# Bench vise mods - differential screw jaws and indexing handle



## keeena (Mar 17, 2021)

A couple of quick mods:

I made some aluminum soft jaws for one of my bench vises and tried Robin's method of using differential screws. I liked the idea of getting rid of the bolt head area on the jaws. The design uses clamping screws which have different handed threads on each end to pull the jaws into the vise body. I used #10-32 x 0.84" long screws (McMaster).  You do also have to make threaded inserts for the vise to size down to the #10 screw. You can view his YouTube build video here.

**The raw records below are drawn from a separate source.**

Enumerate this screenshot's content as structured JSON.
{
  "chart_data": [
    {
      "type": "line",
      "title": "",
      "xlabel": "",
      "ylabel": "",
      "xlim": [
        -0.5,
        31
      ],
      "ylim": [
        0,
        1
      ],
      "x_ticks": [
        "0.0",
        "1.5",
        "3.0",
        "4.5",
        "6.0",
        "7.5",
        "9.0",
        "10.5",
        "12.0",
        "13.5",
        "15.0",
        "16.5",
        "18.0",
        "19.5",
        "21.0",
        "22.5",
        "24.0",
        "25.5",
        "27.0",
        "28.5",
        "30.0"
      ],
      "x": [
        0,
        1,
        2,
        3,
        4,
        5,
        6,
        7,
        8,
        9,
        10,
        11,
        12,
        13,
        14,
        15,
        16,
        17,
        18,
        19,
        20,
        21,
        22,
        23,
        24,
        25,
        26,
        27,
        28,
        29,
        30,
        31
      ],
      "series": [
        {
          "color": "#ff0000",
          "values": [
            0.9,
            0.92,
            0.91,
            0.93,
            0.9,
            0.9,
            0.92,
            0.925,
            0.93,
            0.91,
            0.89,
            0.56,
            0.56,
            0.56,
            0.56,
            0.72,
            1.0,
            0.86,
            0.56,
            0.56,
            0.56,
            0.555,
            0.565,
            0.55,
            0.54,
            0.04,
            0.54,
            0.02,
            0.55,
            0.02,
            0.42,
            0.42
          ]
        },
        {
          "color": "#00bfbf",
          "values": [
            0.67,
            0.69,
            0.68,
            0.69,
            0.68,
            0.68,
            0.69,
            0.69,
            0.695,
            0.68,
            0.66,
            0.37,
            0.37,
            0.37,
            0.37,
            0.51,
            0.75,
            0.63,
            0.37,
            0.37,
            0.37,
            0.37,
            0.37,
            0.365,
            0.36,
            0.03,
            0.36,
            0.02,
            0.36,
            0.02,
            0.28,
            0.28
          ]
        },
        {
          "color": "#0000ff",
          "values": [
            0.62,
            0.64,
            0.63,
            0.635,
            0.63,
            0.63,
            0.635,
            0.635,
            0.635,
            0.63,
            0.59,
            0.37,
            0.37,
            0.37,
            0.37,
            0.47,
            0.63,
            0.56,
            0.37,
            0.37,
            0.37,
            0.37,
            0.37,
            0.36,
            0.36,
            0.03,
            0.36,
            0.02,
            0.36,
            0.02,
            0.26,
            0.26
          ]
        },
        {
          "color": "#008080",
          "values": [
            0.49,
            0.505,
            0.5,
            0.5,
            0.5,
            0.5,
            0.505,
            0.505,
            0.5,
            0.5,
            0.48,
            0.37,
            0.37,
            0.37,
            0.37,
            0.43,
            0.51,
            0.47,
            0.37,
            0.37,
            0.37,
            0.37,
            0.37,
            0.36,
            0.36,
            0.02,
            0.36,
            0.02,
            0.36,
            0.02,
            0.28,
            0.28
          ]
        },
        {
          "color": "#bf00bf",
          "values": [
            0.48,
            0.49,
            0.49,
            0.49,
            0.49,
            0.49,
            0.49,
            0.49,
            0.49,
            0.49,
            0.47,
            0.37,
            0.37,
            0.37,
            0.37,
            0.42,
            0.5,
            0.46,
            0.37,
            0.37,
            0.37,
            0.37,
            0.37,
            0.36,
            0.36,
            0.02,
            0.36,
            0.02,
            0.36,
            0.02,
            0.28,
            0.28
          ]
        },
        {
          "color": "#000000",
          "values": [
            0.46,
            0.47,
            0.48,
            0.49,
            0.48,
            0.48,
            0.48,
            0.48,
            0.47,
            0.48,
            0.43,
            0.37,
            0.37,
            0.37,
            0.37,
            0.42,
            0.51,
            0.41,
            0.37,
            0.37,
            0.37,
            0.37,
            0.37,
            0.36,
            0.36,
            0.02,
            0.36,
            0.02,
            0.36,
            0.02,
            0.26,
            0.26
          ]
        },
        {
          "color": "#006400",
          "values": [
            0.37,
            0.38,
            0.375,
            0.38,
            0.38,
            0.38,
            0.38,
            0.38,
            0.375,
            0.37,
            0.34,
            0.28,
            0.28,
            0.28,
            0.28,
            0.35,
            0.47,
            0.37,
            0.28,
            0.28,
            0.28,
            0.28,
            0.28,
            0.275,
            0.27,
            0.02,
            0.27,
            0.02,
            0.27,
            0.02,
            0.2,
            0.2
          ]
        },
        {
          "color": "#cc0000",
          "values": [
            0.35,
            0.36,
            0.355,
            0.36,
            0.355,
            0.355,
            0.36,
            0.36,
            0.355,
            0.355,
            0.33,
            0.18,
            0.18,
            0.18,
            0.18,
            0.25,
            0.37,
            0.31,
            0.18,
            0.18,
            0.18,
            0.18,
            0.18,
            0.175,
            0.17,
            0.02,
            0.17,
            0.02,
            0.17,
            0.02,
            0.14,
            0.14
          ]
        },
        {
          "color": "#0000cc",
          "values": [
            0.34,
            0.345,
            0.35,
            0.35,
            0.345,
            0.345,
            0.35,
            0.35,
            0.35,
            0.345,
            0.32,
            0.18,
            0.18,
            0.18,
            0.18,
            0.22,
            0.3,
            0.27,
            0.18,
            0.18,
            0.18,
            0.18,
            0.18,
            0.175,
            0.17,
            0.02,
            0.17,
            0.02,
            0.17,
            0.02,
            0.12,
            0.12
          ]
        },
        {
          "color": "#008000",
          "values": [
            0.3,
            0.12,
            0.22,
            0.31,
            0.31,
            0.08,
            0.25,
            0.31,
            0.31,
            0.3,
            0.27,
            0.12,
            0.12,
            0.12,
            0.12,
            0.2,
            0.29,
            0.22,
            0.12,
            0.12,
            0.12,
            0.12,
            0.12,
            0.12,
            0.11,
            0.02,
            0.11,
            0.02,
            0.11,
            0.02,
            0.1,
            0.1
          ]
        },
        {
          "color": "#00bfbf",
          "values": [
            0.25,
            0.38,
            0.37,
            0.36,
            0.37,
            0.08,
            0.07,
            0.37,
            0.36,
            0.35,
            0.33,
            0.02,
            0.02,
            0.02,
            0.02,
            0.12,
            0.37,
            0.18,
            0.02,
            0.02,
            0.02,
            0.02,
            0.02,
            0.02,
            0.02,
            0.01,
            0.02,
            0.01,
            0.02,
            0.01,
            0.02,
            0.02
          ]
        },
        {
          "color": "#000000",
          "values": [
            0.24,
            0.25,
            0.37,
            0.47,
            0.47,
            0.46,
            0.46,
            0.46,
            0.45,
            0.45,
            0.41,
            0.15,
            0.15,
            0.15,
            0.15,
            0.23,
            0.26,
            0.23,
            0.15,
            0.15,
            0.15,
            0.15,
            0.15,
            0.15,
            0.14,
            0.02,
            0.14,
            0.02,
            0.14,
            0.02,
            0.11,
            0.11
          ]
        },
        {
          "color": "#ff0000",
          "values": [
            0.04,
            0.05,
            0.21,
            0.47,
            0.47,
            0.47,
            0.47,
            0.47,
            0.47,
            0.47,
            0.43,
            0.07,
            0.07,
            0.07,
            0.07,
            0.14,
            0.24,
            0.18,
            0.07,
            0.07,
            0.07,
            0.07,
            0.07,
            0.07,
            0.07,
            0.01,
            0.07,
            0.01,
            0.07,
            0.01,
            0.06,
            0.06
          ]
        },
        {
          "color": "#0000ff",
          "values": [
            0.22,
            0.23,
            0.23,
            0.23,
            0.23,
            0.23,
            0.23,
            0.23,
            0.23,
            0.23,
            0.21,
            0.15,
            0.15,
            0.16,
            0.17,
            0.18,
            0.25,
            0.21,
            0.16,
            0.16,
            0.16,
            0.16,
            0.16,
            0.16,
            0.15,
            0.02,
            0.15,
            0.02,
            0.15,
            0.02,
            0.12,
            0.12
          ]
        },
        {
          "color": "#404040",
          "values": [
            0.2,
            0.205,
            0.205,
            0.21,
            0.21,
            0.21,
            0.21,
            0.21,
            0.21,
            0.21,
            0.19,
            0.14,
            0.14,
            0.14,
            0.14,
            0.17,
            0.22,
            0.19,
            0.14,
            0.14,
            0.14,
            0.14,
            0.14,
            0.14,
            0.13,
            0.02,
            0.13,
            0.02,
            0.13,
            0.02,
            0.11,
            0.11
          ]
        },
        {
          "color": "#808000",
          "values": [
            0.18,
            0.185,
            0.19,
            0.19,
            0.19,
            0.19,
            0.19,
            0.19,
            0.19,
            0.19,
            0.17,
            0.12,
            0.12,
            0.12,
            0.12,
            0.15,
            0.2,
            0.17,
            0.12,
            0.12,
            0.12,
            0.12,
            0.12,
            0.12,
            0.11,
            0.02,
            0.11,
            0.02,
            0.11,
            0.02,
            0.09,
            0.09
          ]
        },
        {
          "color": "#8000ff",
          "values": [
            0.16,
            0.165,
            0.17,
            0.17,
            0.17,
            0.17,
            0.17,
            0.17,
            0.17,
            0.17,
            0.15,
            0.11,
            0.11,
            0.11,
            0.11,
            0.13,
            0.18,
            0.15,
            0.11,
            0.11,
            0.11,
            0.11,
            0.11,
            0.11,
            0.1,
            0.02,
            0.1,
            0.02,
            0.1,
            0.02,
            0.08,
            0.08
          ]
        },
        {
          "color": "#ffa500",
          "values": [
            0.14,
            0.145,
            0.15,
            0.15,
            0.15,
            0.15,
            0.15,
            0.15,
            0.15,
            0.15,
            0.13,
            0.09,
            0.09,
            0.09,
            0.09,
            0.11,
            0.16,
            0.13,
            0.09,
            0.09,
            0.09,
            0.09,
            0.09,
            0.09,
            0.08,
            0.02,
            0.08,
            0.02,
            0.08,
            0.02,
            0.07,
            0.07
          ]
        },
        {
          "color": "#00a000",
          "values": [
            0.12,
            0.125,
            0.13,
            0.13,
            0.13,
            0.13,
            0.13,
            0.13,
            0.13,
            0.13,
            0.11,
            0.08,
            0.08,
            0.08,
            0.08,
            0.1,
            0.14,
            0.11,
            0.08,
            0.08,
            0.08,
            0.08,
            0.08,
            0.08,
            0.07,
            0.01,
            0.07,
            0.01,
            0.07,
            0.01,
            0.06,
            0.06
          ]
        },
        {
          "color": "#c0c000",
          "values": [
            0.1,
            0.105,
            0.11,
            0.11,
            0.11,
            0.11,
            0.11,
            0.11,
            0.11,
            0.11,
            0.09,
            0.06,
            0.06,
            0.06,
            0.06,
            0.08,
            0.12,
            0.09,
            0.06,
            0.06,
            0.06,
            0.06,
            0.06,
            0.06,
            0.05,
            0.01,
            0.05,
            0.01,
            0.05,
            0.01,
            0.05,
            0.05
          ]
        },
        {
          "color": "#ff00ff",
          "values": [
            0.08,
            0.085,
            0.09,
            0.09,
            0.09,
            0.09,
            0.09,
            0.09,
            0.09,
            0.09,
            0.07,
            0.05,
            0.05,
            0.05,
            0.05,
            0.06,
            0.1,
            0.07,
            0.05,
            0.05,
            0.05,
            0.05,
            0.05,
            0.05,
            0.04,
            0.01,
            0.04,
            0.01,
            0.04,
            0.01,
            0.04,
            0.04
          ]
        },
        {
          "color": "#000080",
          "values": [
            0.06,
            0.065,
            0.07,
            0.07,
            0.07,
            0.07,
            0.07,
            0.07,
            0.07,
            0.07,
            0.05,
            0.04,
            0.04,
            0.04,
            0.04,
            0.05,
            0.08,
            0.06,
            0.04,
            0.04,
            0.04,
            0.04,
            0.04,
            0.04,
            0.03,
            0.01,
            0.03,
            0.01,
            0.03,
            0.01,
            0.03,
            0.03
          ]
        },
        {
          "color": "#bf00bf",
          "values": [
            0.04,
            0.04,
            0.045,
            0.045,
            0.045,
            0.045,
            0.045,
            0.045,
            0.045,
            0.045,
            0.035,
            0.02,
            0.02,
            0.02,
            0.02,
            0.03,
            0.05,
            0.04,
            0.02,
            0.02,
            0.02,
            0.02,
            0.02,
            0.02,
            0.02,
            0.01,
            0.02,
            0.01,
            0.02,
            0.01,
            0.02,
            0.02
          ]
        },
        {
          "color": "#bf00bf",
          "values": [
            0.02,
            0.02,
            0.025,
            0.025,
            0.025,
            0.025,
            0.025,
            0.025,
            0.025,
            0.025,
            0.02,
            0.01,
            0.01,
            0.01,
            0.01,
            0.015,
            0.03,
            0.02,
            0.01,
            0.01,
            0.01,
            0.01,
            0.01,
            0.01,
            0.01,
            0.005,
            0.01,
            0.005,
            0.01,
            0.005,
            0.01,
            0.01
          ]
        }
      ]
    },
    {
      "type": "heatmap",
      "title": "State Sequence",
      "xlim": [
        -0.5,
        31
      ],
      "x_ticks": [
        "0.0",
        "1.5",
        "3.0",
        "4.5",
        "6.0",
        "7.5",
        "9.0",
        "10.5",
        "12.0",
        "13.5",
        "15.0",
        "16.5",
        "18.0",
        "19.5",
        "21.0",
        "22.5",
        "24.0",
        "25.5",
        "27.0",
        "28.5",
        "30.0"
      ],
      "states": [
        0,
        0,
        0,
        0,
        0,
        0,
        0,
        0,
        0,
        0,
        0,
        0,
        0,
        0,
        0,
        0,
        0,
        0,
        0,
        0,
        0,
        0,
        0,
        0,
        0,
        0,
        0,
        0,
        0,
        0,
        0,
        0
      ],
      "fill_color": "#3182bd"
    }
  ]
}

I also wanted to make a centering vise handle. I like the handle centered b/c it stays balanced and usually use it that way. But sometimes the handle sticking up gets in the way of the workpiece. I used to move the rubber bumpers on the handle, but they are pretty tight and annoying to adjust. So all I did was add a ball detent and recess in the handle. I realize this weakens the handle a bit. If I were to do this properly, I think I'd just dimple one spot in the center of the handle as well as run a shallow longitudinal slot to keep the handle from rotating (thus the ball would always locate in the center dimple). The single dimple wouldn't hurt the handle strength nearly as much as the radial recess I made. Curious what folks think about this one. Anyway, I love the mod and figured I'd share. I've never seen this type of detent on a vise handle before...maybe for good reason?


----------



## brino (Mar 17, 2021)

Those new aluminum jaws look very useful....and very nice!

I doubt that you have weekend the handle much. If that breaks then it likely due to a cheater pipe, and the vise nut is already in danger.

Perhaps a saddle-shaped brass pad under a spring and set-screw could provide enough friction on the handle such that it didn't flop around.

-brino


----------



## keeena (Mar 17, 2021)

brino said:


> I doubt that you have weekend the handle much. If that breaks then it likely due to a cheater pipe, and the vise nut is already in danger.


That's a good way to justify my questionable design! 

A friction slider is a good idea too; that's what my arbor press uses to hold the ram up.


----------